Prácticas basadas en la evidencia, un imperativo ético

JULIO – AGOSTO 2021
Ver newsletter completo

A fines de la década del ’70, cuando trabajaba en un instituto de investigación en Guatemala, observé que la incidencia de preeclampsia (un trastorno hipertensivo del embarazo) era muy baja comparada con la de otros países de la región. Y se me ocurrió que podía atribuirse a un efecto “protector” del calcio, dado que las mujeres tienen una ingestión muy alta del mineral por la costumbre maya de la “nixtamalización” (cocción del grano de maíz con agua y cal viva antes de la molienda) para preparar las tortillas.

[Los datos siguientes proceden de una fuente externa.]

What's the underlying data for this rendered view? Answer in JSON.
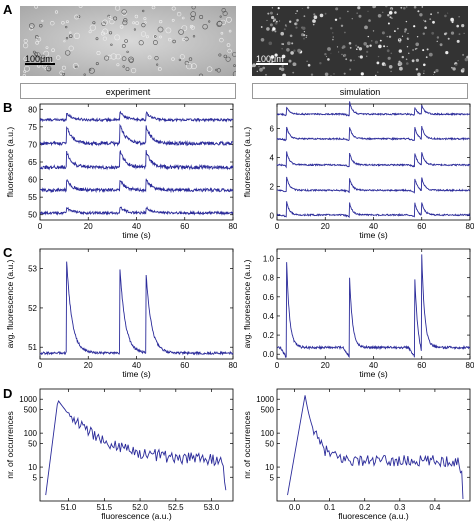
{
  "panels": {
    "A": {
      "label": "A",
      "scale_left": "100μm",
      "scale_right": "100μm"
    },
    "B": {
      "label": "B"
    },
    "C": {
      "label": "C"
    },
    "D": {
      "label": "D"
    }
  },
  "headers": {
    "experiment": "experiment",
    "simulation": "simulation"
  },
  "colors": {
    "trace": "#2b2b9a",
    "axis": "#000000"
  },
  "chart_data": [
    {
      "id": "B-exp",
      "type": "line",
      "xlabel": "time  (s)",
      "ylabel": "fluorescence  (a.u.)",
      "xlim": [
        0,
        80
      ],
      "ylim": [
        48.5,
        81.5
      ],
      "xticks": [
        0,
        20,
        40,
        60,
        80
      ],
      "yticks": [
        50,
        55,
        60,
        65,
        70,
        75,
        80
      ],
      "series": [
        {
          "baseline": 77,
          "noise": 0.35,
          "spikes": [
            {
              "t": 11,
              "h": 2.0
            },
            {
              "t": 33,
              "h": 2.5
            },
            {
              "t": 44,
              "h": 2.0
            }
          ]
        },
        {
          "baseline": 70.3,
          "noise": 0.5,
          "spikes": [
            {
              "t": 11,
              "h": 5.0
            },
            {
              "t": 33,
              "h": 6.0
            },
            {
              "t": 44,
              "h": 5.0
            }
          ]
        },
        {
          "baseline": 63.5,
          "noise": 0.5,
          "spikes": [
            {
              "t": 11,
              "h": 4.5
            },
            {
              "t": 33,
              "h": 5.0
            },
            {
              "t": 44,
              "h": 4.5
            }
          ]
        },
        {
          "baseline": 57,
          "noise": 0.45,
          "spikes": [
            {
              "t": 11,
              "h": 3.0
            },
            {
              "t": 33,
              "h": 3.2
            },
            {
              "t": 44,
              "h": 3.0
            }
          ]
        },
        {
          "baseline": 50.5,
          "noise": 0.35,
          "spikes": [
            {
              "t": 11,
              "h": 1.5
            },
            {
              "t": 33,
              "h": 1.8
            },
            {
              "t": 44,
              "h": 1.5
            }
          ]
        }
      ]
    },
    {
      "id": "B-sim",
      "type": "line",
      "xlabel": "time  (s)",
      "ylabel": "fluorescence  (a.u.)",
      "xlim": [
        0,
        80
      ],
      "ylim": [
        -0.3,
        7.7
      ],
      "xticks": [
        0,
        20,
        40,
        60,
        80
      ],
      "yticks": [
        0,
        2,
        4,
        6
      ],
      "series": [
        {
          "baseline": 7.0,
          "noise": 0.05,
          "spikes": [
            {
              "t": 4,
              "h": 0.5
            },
            {
              "t": 30,
              "h": 0.9
            },
            {
              "t": 57,
              "h": 0.5
            },
            {
              "t": 60,
              "h": 0.6
            }
          ]
        },
        {
          "baseline": 5.3,
          "noise": 0.05,
          "spikes": [
            {
              "t": 4,
              "h": 0.8
            },
            {
              "t": 30,
              "h": 0.9
            },
            {
              "t": 57,
              "h": 0.9
            },
            {
              "t": 60,
              "h": 0.8
            }
          ]
        },
        {
          "baseline": 3.5,
          "noise": 0.05,
          "spikes": [
            {
              "t": 4,
              "h": 0.9
            },
            {
              "t": 30,
              "h": 0.9
            },
            {
              "t": 57,
              "h": 0.9
            },
            {
              "t": 60,
              "h": 0.8
            }
          ]
        },
        {
          "baseline": 1.75,
          "noise": 0.05,
          "spikes": [
            {
              "t": 4,
              "h": 0.9
            },
            {
              "t": 30,
              "h": 0.9
            },
            {
              "t": 57,
              "h": 0.9
            },
            {
              "t": 60,
              "h": 0.8
            }
          ]
        },
        {
          "baseline": 0.05,
          "noise": 0.05,
          "spikes": [
            {
              "t": 4,
              "h": 0.9
            },
            {
              "t": 30,
              "h": 0.9
            },
            {
              "t": 57,
              "h": 0.9
            },
            {
              "t": 60,
              "h": 0.8
            }
          ]
        }
      ]
    },
    {
      "id": "C-exp",
      "type": "line",
      "xlabel": "time  (s)",
      "ylabel": "avg. fluorescence  (a.u.)",
      "xlim": [
        0,
        80
      ],
      "ylim": [
        50.7,
        53.5
      ],
      "xticks": [
        0,
        20,
        40,
        60,
        80
      ],
      "yticks": [
        51,
        52,
        53
      ],
      "series": [
        {
          "baseline": 50.85,
          "noise": 0.03,
          "spikes": [
            {
              "t": 11,
              "h": 2.4
            },
            {
              "t": 33,
              "h": 2.3
            },
            {
              "t": 44,
              "h": 2.0
            }
          ]
        }
      ]
    },
    {
      "id": "C-sim",
      "type": "line",
      "xlabel": "time  (s)",
      "ylabel": "avg. fluorescence  (a.u.)",
      "xlim": [
        0,
        80
      ],
      "ylim": [
        -0.05,
        1.1
      ],
      "xticks": [
        0,
        20,
        40,
        60,
        80
      ],
      "yticks": [
        0.0,
        0.2,
        0.4,
        0.6,
        0.8,
        1.0
      ],
      "series": [
        {
          "baseline": 0.07,
          "noise": 0.012,
          "spikes": [
            {
              "t": 4,
              "h": 0.9
            },
            {
              "t": 30,
              "h": 0.8
            },
            {
              "t": 57,
              "h": 0.8
            },
            {
              "t": 60,
              "h": 0.9
            }
          ]
        }
      ]
    },
    {
      "id": "D-exp",
      "type": "line",
      "xlabel": "fluorescence (a.u.)",
      "ylabel": "nr. of occurrences",
      "xlim": [
        50.6,
        53.3
      ],
      "ylim": [
        1,
        2000
      ],
      "log_y": true,
      "xticks": [
        51.0,
        51.5,
        52.0,
        52.5,
        53.0
      ],
      "yticks": [
        5,
        10,
        50,
        100,
        500,
        1000
      ],
      "peak_x": 50.85,
      "peak_y": 950,
      "start_x": 50.68,
      "end_x": 53.2,
      "tail_y": 15
    },
    {
      "id": "D-sim",
      "type": "line",
      "xlabel": "fluorescence (a.u.)",
      "ylabel": "nr. of occurrences",
      "xlim": [
        -0.05,
        0.5
      ],
      "ylim": [
        1,
        2000
      ],
      "log_y": true,
      "xticks": [
        0.0,
        0.1,
        0.2,
        0.3,
        0.4
      ],
      "yticks": [
        5,
        10,
        50,
        100,
        500,
        1000
      ],
      "peak_x": 0.03,
      "peak_y": 1300,
      "start_x": -0.02,
      "end_x": 0.48,
      "tail_y": 15
    }
  ]
}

Era una buena conjetura, pero había que demostrarlo. Y eso pudimos hacer a lo largo de varias décadas en estudios en animales y en seres humanos, culminando con un ensayo clínico aleatorizado en mujeres embarazadas y una posterior recomendación global de la Organización Mundial de la Salud (OMS) de incorporar la suplementación en toda mujer con baja ingesta de calcio para prevenir esa patología.

La historia grafica la importancia de diseñar y realizar estudios aleatorizados que evalúen el efecto de distintas intervenciones, de modo tal de sustentar la realización de prácticas en salud basadas en la evidencia. Es un camino largo y esforzado, pero necesario y éticamente imperativo. Hay que dar pasos fuertes. No hay que generar falsas expectativas. Cuando un profesional justifica la toma decisiones “en base a mi experiencia”, está usando palabras inapropiadas.

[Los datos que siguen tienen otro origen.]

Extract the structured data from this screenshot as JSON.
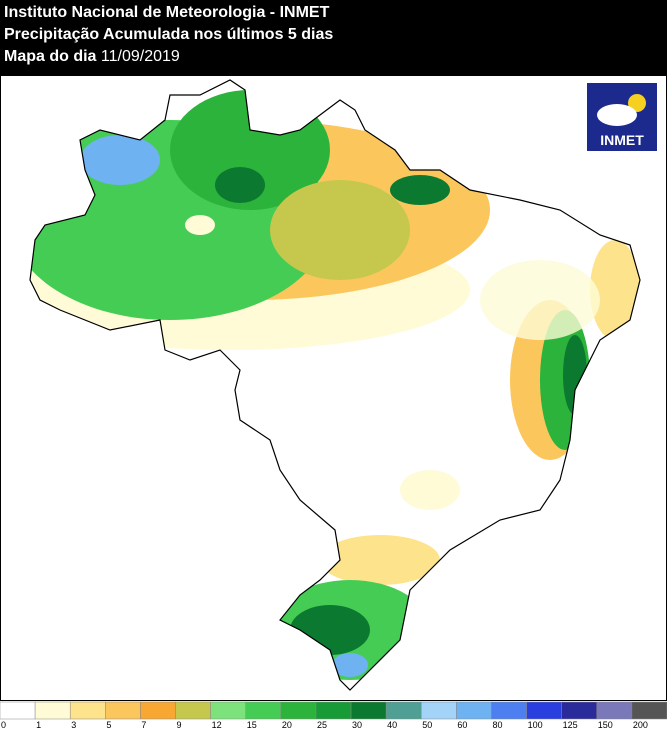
{
  "header": {
    "line1": "Instituto Nacional de Meteorologia - INMET",
    "line2": "Precipitação Acumulada nos últimos 5 dias",
    "line3_label": "Mapa do dia",
    "line3_date": "11/09/2019"
  },
  "logo": {
    "text": "INMET"
  },
  "legend": {
    "items": [
      {
        "label": 0,
        "color": "#ffffff"
      },
      {
        "label": 1,
        "color": "#fefbd6"
      },
      {
        "label": 3,
        "color": "#fde38b"
      },
      {
        "label": 5,
        "color": "#fbc65c"
      },
      {
        "label": 7,
        "color": "#f9a733"
      },
      {
        "label": 9,
        "color": "#c6c84e"
      },
      {
        "label": 12,
        "color": "#7ee27c"
      },
      {
        "label": 15,
        "color": "#45cc55"
      },
      {
        "label": 20,
        "color": "#2cb33b"
      },
      {
        "label": 25,
        "color": "#179b36"
      },
      {
        "label": 30,
        "color": "#0b7a30"
      },
      {
        "label": 40,
        "color": "#4f9f95"
      },
      {
        "label": 50,
        "color": "#a3d3f7"
      },
      {
        "label": 60,
        "color": "#6fb2f2"
      },
      {
        "label": 80,
        "color": "#4d7ff0"
      },
      {
        "label": 100,
        "color": "#2a3ee0"
      },
      {
        "label": 125,
        "color": "#2a2a9a"
      },
      {
        "label": 150,
        "color": "#7a78b8"
      },
      {
        "label": 200,
        "color": "#555555"
      }
    ]
  }
}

Las observaciones generan hipótesis. Y una asociación, por supuesto, no implica causalidad. Hay muchos ejemplos en la historia de la medicina en que estudios observacionales dieron lugar a la postulación de mecanismos y a la adopción de recomendaciones que, cuando fueron pasadas por el tamiz de la investigación clínica rigurosa, no demostraron beneficios en resultados en salud. Y hasta probaron ser contraproducentes, como ocurrió con ciertas vitaminas antioxidantes.

Y eso es así porque, cuando se estudian cohortes y se relacionan variables con determinados resultados, pueden existir factores “confundidores” que estén mediando los efectos. Quizás no sea tal o cual nutriente o hábito lo que produzca el beneficio, sino que las personas con mejor estado de salud pueden ser más proclives a consumirlos o adoptarlos.

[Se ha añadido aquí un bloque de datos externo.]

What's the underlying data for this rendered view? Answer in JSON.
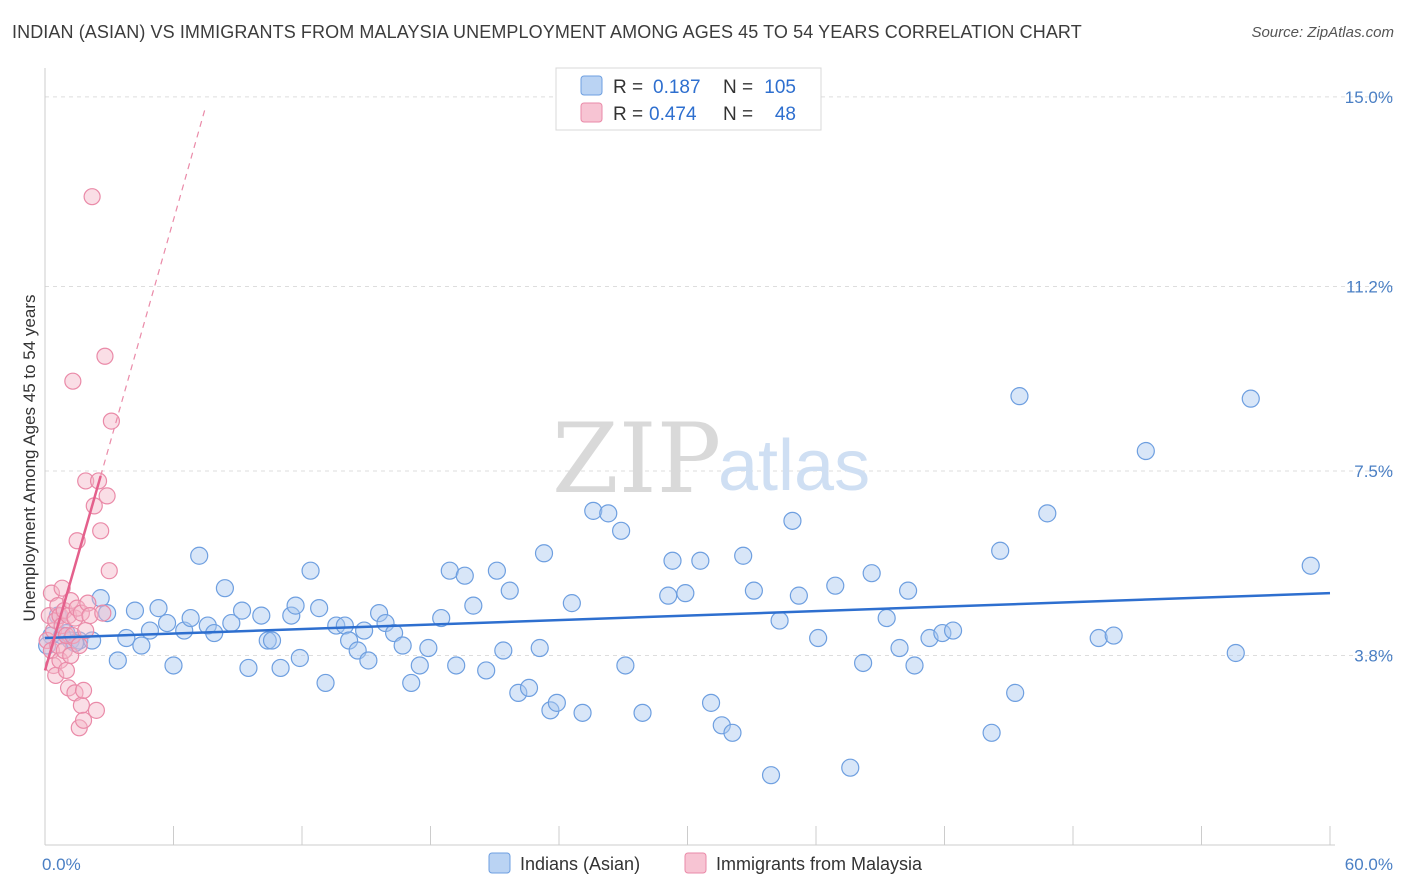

Lo mismo ocurre con prácticas rutinarias sostenidas a lo largo del tiempo porque alguna “eminencia” alguna vez la propuso o porque se enseña en las facultades, pero sin ningún tipo de investigación que la sustente. Un ejemplo sería la episiotomía, una incisión vaginal impulsada desde la década del 20 del siglo pasado en mujeres que tenían su primer parto:  en la década del 90, pudimos realizar estudios en Rosario y Neuquén que demostraron que no tenía los beneficios supuestos y que era mejor no hacerla.

Otro aspecto que complejiza la cuestión es que, a menudo, los propios pacientes reclaman determinada intervención (no probada y hasta perjudicial) como un derecho, lo que refuerza la propensión de los profesionales de salud de brindarla. Es un círculo vicioso, una deformación.

No existen soluciones simples. Pero es necesario reafirmar nuestro compromiso con la indicación de terapias o intervenciones basadas en la evidencia, adoptando para nuestra práctica el mismo espíritu crítico que guía a los mejores investigadores científicos: ¿cuál es la base de determinada afirmación? ¿hay explicaciones alternativas que pueden explicarlo? ¿en qué medida pueden operar sesgos a la hora de valorar los resultados?

Por Dr. Belizán, investigador del IECS, investigador superior del CONICET y profesor asociado de la Universidad de Chapel Hill y Tulane, Estados Unidos.